Afshan and Joanne both found the Access to Work scheme really efficient and helpful, recommending and funding different pieces of equipment to help Joanne at work. Thanks to the scheme the firm hasn’t incurred any additional costs.

Joanne has been able to complete all her work with just a few extra pieces of equipment, including a larger computer screen with the resolution set to maximum and a portable magnifier for reading small print documents.

Afshan: Joanne’s ambition and work ethic is something to be admired. I think it’s all too easy for employers to focus on what a person with a disability can’t do, rather than all the things people like Joanne can do.

Sharing information makes a big difference

Mel works as an Incomes Collection Officer for the Riverside Group in Irvine in Scotland. She enjoys her job, loves the company and provides a good service to her customers.

Mel has been treated for various eye conditions over the years and was given eye drops which unfortunately accelerated the condition further. After a hospital appointment, Mel left having been told there was nothing more that could be done to save her sight.  

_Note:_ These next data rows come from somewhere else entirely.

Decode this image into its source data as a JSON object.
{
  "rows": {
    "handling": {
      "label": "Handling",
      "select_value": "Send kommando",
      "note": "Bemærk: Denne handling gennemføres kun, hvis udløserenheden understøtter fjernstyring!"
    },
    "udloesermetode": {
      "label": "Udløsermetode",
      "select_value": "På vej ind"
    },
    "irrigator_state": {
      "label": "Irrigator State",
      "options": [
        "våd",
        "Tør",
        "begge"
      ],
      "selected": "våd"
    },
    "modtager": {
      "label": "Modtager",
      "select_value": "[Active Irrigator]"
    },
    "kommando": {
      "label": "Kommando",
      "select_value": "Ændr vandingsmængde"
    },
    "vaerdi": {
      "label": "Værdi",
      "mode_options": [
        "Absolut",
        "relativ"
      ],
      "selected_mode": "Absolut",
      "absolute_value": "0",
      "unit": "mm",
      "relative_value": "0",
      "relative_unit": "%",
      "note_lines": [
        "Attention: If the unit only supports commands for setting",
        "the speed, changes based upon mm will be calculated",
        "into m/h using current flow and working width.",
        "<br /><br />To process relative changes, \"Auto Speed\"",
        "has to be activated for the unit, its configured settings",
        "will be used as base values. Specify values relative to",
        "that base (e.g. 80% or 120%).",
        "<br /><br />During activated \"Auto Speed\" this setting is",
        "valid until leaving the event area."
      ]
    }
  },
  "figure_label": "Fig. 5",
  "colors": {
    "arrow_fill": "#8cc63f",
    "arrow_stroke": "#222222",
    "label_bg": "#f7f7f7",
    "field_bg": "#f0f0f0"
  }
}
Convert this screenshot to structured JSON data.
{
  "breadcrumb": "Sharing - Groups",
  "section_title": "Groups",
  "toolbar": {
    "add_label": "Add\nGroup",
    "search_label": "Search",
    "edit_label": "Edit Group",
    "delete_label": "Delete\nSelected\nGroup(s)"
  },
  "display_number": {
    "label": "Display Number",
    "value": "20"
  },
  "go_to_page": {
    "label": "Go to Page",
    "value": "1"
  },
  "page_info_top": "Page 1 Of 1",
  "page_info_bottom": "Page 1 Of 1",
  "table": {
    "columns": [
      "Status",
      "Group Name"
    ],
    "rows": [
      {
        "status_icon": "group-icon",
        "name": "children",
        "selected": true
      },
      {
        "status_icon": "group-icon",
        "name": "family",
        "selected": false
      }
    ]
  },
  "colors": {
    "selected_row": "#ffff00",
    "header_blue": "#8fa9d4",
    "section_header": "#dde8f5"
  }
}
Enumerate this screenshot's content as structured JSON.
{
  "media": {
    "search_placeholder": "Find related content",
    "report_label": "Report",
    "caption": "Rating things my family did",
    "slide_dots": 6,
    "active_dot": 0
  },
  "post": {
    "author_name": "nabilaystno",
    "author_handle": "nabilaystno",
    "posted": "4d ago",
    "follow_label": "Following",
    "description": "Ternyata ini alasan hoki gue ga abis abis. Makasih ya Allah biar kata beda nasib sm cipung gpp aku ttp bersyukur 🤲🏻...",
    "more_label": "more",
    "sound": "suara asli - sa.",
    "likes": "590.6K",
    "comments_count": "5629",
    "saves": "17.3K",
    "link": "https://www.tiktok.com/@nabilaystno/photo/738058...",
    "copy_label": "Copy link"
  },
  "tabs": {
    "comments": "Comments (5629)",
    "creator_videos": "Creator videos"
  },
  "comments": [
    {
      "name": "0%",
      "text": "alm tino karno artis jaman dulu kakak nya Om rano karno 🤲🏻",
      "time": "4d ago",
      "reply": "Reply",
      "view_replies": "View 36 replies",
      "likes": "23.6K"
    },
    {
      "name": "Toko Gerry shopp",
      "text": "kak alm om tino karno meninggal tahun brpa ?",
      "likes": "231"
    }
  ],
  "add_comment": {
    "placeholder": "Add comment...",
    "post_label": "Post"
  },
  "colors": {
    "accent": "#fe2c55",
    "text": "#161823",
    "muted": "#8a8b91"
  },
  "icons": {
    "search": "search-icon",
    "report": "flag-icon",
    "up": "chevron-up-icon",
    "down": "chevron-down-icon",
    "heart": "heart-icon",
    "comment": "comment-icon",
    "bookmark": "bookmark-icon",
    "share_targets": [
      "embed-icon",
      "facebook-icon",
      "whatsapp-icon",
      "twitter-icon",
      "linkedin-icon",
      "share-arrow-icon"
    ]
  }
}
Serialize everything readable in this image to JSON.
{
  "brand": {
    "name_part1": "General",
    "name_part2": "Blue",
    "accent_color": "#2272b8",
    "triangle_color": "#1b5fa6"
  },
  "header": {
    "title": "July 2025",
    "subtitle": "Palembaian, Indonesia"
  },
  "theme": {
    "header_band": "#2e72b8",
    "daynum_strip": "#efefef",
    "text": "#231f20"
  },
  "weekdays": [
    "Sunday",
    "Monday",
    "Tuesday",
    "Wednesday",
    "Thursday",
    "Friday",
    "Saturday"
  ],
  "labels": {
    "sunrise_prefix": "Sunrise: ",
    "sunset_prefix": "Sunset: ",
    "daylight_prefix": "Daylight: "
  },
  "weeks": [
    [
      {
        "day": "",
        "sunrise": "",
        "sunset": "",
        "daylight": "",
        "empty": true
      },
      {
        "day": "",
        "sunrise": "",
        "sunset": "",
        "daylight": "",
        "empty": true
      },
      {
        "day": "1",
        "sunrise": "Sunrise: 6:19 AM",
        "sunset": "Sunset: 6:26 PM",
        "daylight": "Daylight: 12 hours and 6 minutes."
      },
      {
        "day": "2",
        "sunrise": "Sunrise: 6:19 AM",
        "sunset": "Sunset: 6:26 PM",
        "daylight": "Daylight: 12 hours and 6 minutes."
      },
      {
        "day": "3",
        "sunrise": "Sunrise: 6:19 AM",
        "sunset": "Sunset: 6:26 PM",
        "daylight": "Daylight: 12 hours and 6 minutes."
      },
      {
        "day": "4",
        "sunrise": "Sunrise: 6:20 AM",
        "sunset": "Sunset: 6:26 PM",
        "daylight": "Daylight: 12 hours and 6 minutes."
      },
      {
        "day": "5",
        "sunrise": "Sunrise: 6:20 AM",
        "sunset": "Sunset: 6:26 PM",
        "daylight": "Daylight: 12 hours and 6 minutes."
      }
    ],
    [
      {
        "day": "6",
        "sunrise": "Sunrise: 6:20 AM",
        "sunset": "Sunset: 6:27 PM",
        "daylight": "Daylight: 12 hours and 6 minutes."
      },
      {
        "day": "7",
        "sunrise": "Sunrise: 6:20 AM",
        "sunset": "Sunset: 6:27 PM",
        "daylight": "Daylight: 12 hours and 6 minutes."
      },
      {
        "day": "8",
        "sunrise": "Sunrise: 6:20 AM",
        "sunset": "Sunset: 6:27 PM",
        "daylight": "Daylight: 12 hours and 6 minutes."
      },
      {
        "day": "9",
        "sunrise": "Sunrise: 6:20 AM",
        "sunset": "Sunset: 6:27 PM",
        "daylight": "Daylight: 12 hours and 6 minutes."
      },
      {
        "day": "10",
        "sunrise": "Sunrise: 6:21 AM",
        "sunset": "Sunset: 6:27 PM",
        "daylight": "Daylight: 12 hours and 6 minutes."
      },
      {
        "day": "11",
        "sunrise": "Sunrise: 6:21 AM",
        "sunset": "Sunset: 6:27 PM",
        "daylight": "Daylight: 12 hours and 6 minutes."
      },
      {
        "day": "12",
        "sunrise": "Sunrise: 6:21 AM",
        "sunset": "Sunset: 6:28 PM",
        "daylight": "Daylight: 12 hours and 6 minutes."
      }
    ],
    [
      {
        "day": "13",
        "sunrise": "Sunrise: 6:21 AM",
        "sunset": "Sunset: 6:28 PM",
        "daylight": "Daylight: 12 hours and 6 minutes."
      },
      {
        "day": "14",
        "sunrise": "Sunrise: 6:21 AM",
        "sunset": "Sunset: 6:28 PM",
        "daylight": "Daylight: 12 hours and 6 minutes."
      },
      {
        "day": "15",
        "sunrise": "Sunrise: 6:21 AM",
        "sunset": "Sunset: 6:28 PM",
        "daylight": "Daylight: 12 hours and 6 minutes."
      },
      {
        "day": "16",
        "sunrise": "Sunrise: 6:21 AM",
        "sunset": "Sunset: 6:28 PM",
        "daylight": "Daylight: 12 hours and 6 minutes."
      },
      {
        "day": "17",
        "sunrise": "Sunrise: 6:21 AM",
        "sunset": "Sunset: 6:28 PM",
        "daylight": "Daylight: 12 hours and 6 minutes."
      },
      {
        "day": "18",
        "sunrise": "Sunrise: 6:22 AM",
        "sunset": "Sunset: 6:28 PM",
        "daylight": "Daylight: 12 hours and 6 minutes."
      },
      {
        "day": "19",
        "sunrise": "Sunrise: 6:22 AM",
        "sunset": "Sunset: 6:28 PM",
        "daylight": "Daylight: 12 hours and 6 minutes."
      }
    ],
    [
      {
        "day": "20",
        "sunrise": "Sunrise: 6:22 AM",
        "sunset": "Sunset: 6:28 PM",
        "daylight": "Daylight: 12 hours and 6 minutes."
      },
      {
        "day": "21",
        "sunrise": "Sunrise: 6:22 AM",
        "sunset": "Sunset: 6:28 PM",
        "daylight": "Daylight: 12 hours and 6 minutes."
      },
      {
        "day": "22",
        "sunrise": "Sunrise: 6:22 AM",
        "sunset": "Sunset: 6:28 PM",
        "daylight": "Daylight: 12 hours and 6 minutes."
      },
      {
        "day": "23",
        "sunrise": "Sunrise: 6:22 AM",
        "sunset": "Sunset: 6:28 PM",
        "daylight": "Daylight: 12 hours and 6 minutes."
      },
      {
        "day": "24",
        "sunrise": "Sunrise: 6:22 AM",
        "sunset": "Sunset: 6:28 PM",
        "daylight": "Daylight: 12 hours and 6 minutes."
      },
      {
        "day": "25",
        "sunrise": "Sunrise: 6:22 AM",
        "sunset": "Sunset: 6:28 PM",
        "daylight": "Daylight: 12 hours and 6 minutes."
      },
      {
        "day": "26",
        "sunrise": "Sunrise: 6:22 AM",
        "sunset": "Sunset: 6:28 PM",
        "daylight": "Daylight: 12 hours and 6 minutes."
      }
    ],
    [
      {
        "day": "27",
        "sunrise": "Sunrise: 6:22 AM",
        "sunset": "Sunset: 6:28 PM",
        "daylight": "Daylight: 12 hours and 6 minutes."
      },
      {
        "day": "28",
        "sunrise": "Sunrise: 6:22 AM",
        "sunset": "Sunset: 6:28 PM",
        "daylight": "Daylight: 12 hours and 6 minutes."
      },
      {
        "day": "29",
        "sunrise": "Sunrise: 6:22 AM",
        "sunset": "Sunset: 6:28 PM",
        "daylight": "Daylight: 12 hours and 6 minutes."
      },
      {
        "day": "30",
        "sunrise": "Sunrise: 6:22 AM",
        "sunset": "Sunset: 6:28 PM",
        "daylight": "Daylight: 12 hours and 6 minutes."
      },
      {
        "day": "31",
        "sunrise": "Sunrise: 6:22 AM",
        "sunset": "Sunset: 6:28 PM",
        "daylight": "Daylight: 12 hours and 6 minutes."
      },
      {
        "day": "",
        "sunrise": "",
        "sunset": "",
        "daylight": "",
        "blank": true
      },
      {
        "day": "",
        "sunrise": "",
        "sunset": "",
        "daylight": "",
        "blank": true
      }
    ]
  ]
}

Mel was devastated and unsure what way to turn, worried about losing her job and what the future might hold. She went online and found the RNIB website. She sent a short email asking if there was a way she could stay in her job and very quickly had a reply.

Mel soon met up with her local adviser from RNIB, who told her about a project called Let's Work Together and the guide for employers that was being introduced to help them keep their staff with sight loss in work.

Mel met with her manager, Duane, who admitted he hadn't dealt with this type of situation before. Although he’d been a manager for many years Duane had no idea about the support, devices and simple adjustments available to help staff with sight loss retain their jobs. The information Michelle and Duane both got from the Let’s Work Together guide made a huge difference.

Using funding from the Access to Work scheme, Mel now has larger monitors, screen magnification software, video magnifiers and more, so she can keep doing all the aspects of the job she loves.

Mel and Duane, were invited to the official launch of the Let's Work Together guide and have given their stories to more than sixty employers, encouraging them to use the retention guide and keep their employees with sight loss in work. To date, more than three hundred employers across the UK have copies of the guide.

Mel: Without this guide and the help from RNIB I wouldn’t have known where to turn. I found out there were lots of things that could make a difference and Duane and me both learned loads. Pardon the pun, but it has been an eye opener, it really has.